Nina Levett’s moveable wallpapers are frescoed panels usually created for specific projects, sites or exhibitions. Her provocative and revolutionary imagery can be divided into different cycles. The Angel series called “What The Angel Said” was a series of portraits designed for the Luxury Please exhibition held in the Wiener Hofburg in 2010. These moveable wallpapers are “portable murals” with enlarged porn imagery taken from the internet, covered with abstract shapes to create a sort of camouflage, architectural map of the photograph beneath. Once the work was completed Nina removed the porn image which she had worked on and replaced the photograph with self portraits shot by her husband in similar postures.
The Angel series has become a collection of tormented self-portraits, which appeal to people because they connect to them. In fact the exhibition almost sold out immediately.
Following on from the Angel Series, Nina uses images of her own face and naked or partially clothed body, as the basis for the design. She adds swirling patterns of pastel colours, in pinks, greens and yellows against geometric and stylised backgrounds. From a technical point of view her most advanced work, these images are produced using a complicated under glaze process, of which she is very proud. The images are a homage to one of Nina’s heroines, Madonna, who uses her body and her self image in a fluid and imaginative way that Nina greatly admires. The images Nina has created reflect the exchangeable fantasies of women, and represent their attempts to express both their beauty, and their complex identities within their daily lives.

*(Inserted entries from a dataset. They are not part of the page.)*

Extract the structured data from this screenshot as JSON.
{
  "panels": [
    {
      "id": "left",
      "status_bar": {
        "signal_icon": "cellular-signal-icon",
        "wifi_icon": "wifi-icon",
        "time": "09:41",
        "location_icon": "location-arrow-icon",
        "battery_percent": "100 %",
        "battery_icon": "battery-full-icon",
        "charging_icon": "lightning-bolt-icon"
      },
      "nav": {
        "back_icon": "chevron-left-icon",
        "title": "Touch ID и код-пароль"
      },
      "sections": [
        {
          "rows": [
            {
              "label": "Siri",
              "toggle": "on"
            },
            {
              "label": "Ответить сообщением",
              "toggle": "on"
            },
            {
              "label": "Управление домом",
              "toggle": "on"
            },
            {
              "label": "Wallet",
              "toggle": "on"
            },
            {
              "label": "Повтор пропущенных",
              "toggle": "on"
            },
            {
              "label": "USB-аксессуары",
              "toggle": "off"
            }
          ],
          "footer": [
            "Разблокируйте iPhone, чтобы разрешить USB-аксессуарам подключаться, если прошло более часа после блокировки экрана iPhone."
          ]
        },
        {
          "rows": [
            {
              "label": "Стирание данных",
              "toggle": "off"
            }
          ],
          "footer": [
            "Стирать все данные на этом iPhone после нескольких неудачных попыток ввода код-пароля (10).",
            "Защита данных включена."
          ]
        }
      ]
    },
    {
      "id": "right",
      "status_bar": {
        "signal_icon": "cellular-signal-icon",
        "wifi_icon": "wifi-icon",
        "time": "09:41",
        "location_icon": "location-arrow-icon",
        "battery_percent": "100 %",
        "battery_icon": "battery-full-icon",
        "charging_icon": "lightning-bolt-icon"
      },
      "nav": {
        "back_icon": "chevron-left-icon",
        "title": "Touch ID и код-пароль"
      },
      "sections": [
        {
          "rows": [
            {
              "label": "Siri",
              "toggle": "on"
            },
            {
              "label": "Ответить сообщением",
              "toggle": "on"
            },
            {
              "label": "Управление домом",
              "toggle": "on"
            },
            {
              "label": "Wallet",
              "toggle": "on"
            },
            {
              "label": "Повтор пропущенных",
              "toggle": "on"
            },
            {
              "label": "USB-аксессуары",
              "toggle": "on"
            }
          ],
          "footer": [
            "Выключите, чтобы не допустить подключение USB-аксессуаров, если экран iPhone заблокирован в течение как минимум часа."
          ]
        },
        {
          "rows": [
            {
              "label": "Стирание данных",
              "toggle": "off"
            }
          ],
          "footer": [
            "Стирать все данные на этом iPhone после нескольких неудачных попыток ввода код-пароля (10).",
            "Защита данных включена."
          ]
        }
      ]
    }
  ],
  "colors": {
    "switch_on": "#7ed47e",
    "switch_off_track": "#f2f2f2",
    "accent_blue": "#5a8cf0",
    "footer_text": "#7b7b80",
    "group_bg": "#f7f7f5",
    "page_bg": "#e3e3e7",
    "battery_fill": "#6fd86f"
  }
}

The Studio Pop exhibition is all about the interchangeable human being. Object-Human. The “Pop Star” Nina Levett was interviewed by Max Fabigan in a series of videos created by Cast Your Art, www.castyourart.com. In reality none of the 8 “Nina Levetts” were the actual Nina Levett. So all the information given by the interviewed people was in effect false. But the video project shows that being a star is not about content but more about the look and feel and the context of the situation. Also the moveable wallpapers of this series of artworks were about the human object theme.
“Studio Pop” can still be visited until 1st July in Neustiftgasse 6-8 1070 Vienna. Opening Times: Mo-Thu 9-18 and Fri 9-13.